Finanziamento Ssn. M5S: “A Schillaci serve una calcolatrice, al Paese più serietà”
"Il governo ha disposto un apparente aumento di 2 miliardi per il finanziamento della spesa sanitaria, che però è perlopiù destinato a compensare il caro energia. La Corte dei Conti ha rilevato che la previsione di spesa è poco al di sotto di quella prevista per il 2022 e che il rapporto fra spesa sanitaria e Pil scenderà a livelli inferiori rispetto a quelli precedenti alla crisi sanitaria. Nei fatti un taglio a tutti gli effetti", spiegano Senatori e Deputati pentastellati.

“Il ministro Schillaci ha sostenuto ieri che l’attuale governo è quello che ha investito di più in sanità negli ultimi anni. Una dichiarazione fuori dalla realtà, tipica di chi è caduto nella trama della demagogia.
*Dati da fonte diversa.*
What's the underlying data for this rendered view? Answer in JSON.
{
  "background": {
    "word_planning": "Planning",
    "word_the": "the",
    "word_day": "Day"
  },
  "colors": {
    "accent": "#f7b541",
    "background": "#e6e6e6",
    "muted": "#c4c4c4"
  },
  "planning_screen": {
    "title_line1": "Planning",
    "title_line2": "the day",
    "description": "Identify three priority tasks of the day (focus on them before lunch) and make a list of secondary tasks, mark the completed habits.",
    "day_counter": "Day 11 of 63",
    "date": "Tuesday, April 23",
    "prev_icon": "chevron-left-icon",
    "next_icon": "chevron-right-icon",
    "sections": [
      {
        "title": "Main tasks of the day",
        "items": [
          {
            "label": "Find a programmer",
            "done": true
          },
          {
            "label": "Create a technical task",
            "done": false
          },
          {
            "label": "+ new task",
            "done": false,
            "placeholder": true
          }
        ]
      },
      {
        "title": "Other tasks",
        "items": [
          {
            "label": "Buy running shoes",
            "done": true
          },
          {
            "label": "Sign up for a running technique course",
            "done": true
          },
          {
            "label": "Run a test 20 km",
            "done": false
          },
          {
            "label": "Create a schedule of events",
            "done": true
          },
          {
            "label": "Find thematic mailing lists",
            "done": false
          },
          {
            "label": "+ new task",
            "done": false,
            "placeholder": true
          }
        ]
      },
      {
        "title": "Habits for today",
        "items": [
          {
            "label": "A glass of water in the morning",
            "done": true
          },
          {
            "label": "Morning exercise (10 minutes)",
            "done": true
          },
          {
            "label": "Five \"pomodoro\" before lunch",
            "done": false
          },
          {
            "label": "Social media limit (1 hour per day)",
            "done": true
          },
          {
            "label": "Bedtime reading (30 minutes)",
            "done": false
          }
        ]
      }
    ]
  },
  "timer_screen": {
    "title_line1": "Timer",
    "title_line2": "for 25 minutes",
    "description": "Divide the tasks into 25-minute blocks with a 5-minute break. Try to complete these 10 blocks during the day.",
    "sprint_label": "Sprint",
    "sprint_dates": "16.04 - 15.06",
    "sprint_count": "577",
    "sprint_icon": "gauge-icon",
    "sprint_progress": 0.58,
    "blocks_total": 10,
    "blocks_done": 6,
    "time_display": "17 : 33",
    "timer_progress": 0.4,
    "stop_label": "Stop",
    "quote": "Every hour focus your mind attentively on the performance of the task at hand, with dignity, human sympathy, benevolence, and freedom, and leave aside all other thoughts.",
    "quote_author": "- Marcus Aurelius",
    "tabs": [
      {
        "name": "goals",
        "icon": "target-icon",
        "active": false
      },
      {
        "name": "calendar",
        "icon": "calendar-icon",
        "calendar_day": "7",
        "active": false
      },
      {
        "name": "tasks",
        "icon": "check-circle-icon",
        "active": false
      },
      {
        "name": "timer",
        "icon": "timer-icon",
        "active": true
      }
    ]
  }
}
Consigliamo al ministro di comprarsi una calcolatrice e al governo di agire con serietà in un settore cruciale per la vita dei cittadini”. Lo scrivono in una nota congiunta Senatori e Deputati del Movimento 5 Stelle in Commissione Affari Sociali.

“In Legge di bilancio – proseguono i Parlamentari – non è stato messo un solo euro in più in sanità, quando secondo l’OCSE il comparto avrebbe bisogno di 25 miliardi. Il governo ha disposto un apparente aumento di 2 miliardi per il finanziamento della spesa sanitaria, che però è perlopiù destinato a compensare il caro energia. La Corte dei Conti ha rilevato che la previsione di spesa è poco al di sotto di quella prevista per il 2022 e che il rapporto fra spesa sanitaria e Pil scenderà a livelli inferiori rispetto a quelli precedenti alla crisi sanitaria già dal 2024, al 6,3%, per ridursi ancora di un decimo di punto nel 2025. Insomma, nei fatti un taglio a tutti gli effetti, altro che aumento delle risorse”.

“Sarebbe un buon punto di partenza adottare la proposta del Movimento 5 Stelle di non scendere al di sotto dell’8% del Pil per la spesa sanitaria, nella consapevolezza che non si tratta soltanto di un costo per le casse dello Stato, ma di un investimento nel futuro del Paese. Un investimento che permetterebbe anche di dare una risposta vera alla carenza di personale sanitario, con l’unica soluzione possibile: le assunzioni. Ma il governo potrebbe anche accogliere la nostra proposta di togliere dalle mani della politica le nomine dei direttori delle Asl. Potrebbe garantire l’unitarietà nell’accesso alle cure, rifiutando le disparità dell’autonomia differenziata. Potrebbe disincentivare le convenzioni e le esternalizzazioni come dice di voler fare. Queste sarebbero misure davvero utili al Paese, molto più serie degli strampalati conti del ministro”, concludono i Parlamentari.